Farm students build their own wall-tent frame living quarters, complete with a bed, desk and electrical hook-ups. (Photo courtesy of Tr’ondëk Hwëch’in)

Farm students build their own wall-tent frame living quarters, complete with a bed, desk and electrical hook-ups. (Photo courtesy of Tr’ondëk Hwëch’in)

Students now hold a Yukon College certificate and can include on their CVs such skills as crop management, harvesting, food preservation, marketing, carpentry, farm maintenance and landscaping. In the near future, academic-based certificate programs will allow students to ladder into higher education. That’s because, for the Tr’ondek Hwech’in, it’s not just about food. It’s about sustainable land stewardship, health and wellness, land-based education and economic sovereignty. In fulfillment of the farm’s broad mandate, a number of local elders taught students to harvest traditional food and medicines such as wild onion, bear root and cloudberries. They learned to produce salves and teas as practiced for thousands of years. Soon they hope to market these products to summer tourists, a lucrative strategy in Nordic nations. Given the small size of the Klondike community, these initiatives hold considerable potential.

As the cold stores await their next bounty, the Tr’ondek Hwech’in have no shortage of projects in the making.
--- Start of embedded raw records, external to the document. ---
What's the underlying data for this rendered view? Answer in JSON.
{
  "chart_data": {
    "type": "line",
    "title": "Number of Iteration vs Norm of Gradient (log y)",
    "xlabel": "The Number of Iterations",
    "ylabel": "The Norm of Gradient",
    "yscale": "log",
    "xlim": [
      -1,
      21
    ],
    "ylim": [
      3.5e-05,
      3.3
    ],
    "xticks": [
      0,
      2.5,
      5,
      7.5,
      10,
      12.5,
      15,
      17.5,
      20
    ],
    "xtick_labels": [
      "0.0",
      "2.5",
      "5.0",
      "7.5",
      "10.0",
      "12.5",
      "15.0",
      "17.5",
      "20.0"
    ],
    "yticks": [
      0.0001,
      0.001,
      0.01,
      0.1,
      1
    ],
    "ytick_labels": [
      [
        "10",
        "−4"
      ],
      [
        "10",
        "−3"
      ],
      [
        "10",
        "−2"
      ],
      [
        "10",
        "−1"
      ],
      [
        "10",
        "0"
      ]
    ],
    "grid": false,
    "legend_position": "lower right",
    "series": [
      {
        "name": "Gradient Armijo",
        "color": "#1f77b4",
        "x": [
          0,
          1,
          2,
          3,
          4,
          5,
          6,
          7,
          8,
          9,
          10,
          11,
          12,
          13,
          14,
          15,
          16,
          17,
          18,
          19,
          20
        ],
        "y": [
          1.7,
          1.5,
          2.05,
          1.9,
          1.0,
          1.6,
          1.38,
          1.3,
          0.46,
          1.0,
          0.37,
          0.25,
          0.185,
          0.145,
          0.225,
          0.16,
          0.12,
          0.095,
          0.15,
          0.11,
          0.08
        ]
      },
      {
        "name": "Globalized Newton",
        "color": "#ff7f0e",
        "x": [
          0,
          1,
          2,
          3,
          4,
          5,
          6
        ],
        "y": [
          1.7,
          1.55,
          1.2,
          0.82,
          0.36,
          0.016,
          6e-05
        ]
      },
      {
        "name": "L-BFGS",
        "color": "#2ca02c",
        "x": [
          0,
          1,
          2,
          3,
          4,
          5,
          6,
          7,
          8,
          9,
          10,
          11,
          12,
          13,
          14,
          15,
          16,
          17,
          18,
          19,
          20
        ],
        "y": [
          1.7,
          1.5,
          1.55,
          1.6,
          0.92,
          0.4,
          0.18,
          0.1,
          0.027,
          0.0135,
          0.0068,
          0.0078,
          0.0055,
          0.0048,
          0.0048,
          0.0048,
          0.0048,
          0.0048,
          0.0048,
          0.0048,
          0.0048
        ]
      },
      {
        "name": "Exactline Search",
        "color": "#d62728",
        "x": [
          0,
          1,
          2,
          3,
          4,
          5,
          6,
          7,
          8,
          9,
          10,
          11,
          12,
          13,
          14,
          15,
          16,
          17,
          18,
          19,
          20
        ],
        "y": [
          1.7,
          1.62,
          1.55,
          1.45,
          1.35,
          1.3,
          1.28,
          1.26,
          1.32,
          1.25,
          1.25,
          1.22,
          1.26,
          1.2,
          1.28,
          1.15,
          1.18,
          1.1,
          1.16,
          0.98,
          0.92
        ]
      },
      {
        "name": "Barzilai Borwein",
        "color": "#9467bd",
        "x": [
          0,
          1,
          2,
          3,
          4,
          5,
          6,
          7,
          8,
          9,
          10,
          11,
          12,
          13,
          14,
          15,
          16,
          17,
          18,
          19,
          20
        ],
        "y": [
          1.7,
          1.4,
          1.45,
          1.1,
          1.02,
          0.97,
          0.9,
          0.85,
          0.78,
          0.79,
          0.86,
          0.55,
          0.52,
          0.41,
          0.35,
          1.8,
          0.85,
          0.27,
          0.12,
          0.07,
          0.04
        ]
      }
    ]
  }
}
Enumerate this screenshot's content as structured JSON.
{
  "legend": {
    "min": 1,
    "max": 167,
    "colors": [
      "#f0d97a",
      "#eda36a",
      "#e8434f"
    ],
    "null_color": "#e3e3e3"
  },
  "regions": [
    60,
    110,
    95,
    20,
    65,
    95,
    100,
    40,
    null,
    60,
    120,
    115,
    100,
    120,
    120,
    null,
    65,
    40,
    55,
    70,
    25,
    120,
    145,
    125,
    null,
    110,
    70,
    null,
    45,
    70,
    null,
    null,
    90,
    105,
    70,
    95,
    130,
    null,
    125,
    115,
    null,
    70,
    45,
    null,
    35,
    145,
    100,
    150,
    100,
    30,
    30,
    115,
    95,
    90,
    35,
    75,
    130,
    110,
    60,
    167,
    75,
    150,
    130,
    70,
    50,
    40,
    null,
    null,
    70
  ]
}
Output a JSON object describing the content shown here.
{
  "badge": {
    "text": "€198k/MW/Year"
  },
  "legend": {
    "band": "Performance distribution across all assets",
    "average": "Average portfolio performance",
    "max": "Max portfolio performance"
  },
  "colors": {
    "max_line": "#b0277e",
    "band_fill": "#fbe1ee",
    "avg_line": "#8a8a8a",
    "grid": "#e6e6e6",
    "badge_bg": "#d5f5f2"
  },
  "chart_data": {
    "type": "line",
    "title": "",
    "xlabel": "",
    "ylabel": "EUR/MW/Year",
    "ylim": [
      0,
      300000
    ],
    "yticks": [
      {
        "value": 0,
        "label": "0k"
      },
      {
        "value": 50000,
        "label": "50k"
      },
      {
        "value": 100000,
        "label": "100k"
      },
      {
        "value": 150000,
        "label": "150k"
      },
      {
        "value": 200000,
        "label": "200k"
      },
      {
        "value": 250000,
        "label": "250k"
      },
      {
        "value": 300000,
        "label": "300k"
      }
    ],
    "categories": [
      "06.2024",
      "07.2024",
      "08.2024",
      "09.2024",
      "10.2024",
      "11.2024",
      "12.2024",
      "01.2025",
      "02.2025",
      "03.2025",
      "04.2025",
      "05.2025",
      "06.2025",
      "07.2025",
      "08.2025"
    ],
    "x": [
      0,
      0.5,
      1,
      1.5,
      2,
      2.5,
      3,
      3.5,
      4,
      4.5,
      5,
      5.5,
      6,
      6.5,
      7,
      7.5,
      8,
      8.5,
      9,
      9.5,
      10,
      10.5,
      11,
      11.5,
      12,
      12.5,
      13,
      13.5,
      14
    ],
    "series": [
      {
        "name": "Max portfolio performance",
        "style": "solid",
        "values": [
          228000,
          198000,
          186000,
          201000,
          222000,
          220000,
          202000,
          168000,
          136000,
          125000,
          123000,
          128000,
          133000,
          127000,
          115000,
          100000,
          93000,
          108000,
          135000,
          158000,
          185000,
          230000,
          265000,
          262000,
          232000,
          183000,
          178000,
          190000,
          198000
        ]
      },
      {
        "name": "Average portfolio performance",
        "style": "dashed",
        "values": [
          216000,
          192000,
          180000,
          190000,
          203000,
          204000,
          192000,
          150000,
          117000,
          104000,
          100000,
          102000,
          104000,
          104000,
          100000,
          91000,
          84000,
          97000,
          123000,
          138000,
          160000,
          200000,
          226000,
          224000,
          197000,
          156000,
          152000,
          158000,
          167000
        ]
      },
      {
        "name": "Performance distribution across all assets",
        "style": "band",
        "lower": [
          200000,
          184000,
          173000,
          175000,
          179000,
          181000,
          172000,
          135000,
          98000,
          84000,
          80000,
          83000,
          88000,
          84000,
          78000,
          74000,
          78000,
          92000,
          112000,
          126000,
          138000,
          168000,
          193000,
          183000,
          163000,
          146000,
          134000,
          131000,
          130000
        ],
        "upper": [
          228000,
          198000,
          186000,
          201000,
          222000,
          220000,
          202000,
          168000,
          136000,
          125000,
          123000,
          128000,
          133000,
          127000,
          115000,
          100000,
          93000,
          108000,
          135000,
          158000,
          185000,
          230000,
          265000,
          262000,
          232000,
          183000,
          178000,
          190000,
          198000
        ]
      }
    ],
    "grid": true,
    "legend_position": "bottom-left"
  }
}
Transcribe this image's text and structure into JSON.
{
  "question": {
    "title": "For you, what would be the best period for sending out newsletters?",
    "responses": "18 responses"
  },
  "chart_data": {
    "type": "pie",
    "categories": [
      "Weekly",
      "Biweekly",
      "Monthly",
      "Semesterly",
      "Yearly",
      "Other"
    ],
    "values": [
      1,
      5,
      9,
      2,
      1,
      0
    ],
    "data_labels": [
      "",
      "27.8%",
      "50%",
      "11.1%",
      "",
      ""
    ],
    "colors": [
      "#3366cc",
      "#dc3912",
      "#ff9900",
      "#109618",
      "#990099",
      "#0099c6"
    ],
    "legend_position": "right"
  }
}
Pigs, chickens and maybe even goats will soon join the ranks. Other tracks of settlement lands could grow fodder and host animal husbandry – the latter yet to be researched within a strong culture of hunting. But there’s been no shortage of jokes about moose corrals, McRae says. A year-round greenhouse and composting system will be constructed this spring, allowing farmers to speed up the growing process and help with transplants. By growing distribution, they hope to further assist more remote communities such as Old Crow, noting the potential to work with the local Indigenous-owned airline, Air North.

Still, the challenges of farming in the Klondike mean the region isn’t about to feed every need.

“We know that we can’t produce everything that’s required,” McRae says, pointing to grain and legumes. “We simply want to play a role in sustainability in the Klondike. And we’re just one of the partners making that happen.”